Beliau tidak menerjang (dalam artian membenci atau mengutuk dkk) ataupun berdiam didalamnya (memuaskan nafsu), tapi dengan melepas.

tentang samma vayama ini ada contekan dikit
Quote from: http://dhammacitta.org/tipitaka/sn/sn45/sn45.008.than.html
"Dan apakah, para bhikkhu, usaha benar? (i) Dimana seorang bhikkhu memunculkan keinginan, usaha keras, bersiteguh, menegakkan & mempertahankan kehendaknya untuk tidak memunculkan hal buruk, kualitas tidak terampil yang belum muncul. (ii) Dia memunculkan keinginan, usaha keras, bersiteguh, menegakkan & mempertahankan kehendaknya untuk meninggalkan hal buruk, kualitas yang tidak terampil yang telah muncul. (iii) Dia memunculkan keinginan, usaha keras, bersiteguh, menegakkan & mempertahankan kualitas terampil yang belum muncul. (iv) Dia memunculkan keinginan, usaha keras, bersiteguh, menegakkan & mempertahankan kehendaknya untuk mempertahankan, mengerti, menambah, memperbanyak, mengembangkan, & mengumpulkan kualitas terampil yang telah muncul: Ini, para bhikkhu, yang disebut usaha benar.

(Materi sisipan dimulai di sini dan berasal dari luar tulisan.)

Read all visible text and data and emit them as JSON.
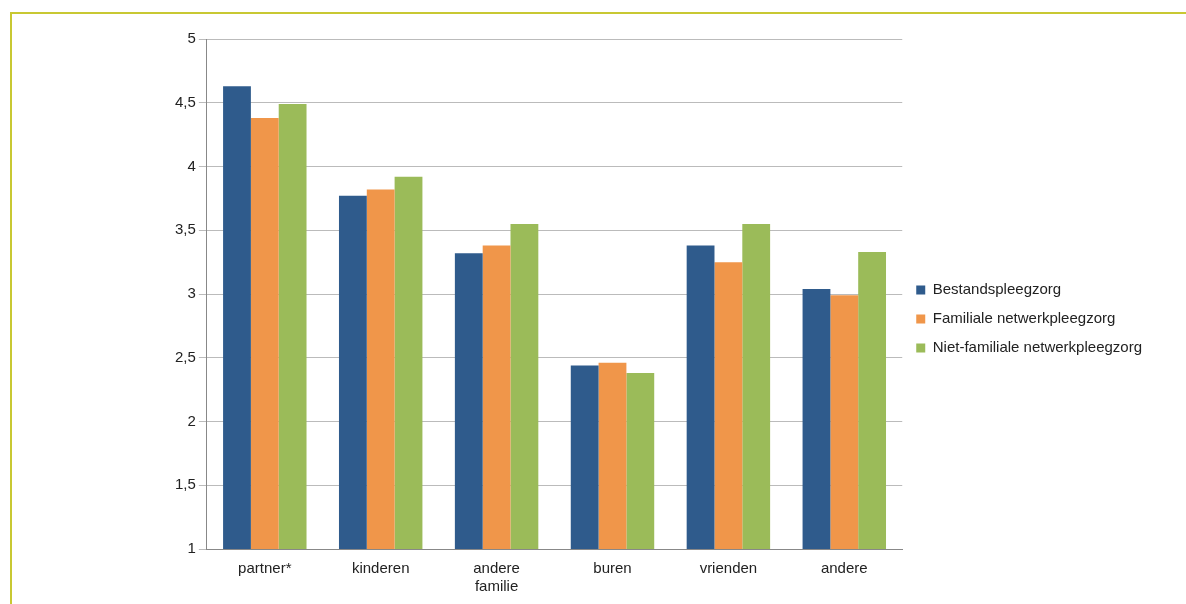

QuoteMengapa Buddha yang sudah mencapai nibbana masih menganggap kekotoran merupakan dukkha dan kelahiran kembali juga dukkha? Apakah itu bukan berarti Buddha melekat pada "batin yang bersih" dan melekat pada "ketidaklahiran kembali"?
Ini sering kali terjadi dimana kata "melekat" itu digunakan pada tempat yg tidak tepat. Semua hal dikatakan melekat. Makan melekat, minum melekat, nonton melekat. Nafas melekat.
IMO sih yg lebih tepat melekat itu dipakai pada esensinya, pemuasan indria, pandangan salah tentang atta dan latihan.


There is no place like 127.0.0.1

K.K.

Quote from: Sumedho on 22 August 2008, 01:35:19 PM
Quote
Untuk "memperkeruh suasana", dalam Ogha-tarana Sutta (Samyutta Nikaya), Buddha mengatakan "menyeberang dengan tidak mendorong dan tidak berdiam di tempat". Jadi sebetulnya "harus pakai usaha" atau "harus tidak pakai usaha" juga sudah keliru.
Kalau ini sih sudah jelas, konteksnya menyebrang banjir/sungai itu adalah nafsu keinginan.
Beliau tidak menerjang (dalam artian membenci atau mengutuk dkk) ataupun berdiam didalamnya (memuaskan nafsu), tapi dengan melepas.
Itu dia. Kalau tidak dijelaskan detailnya, maka orang bisa salah paham mengenai satu metoda, melihatnya sebagai "mendorong" (dengan usaha) dan di lain pihak orang bisa melihat itu sebagai "diam di tempat" (tanpa usaha).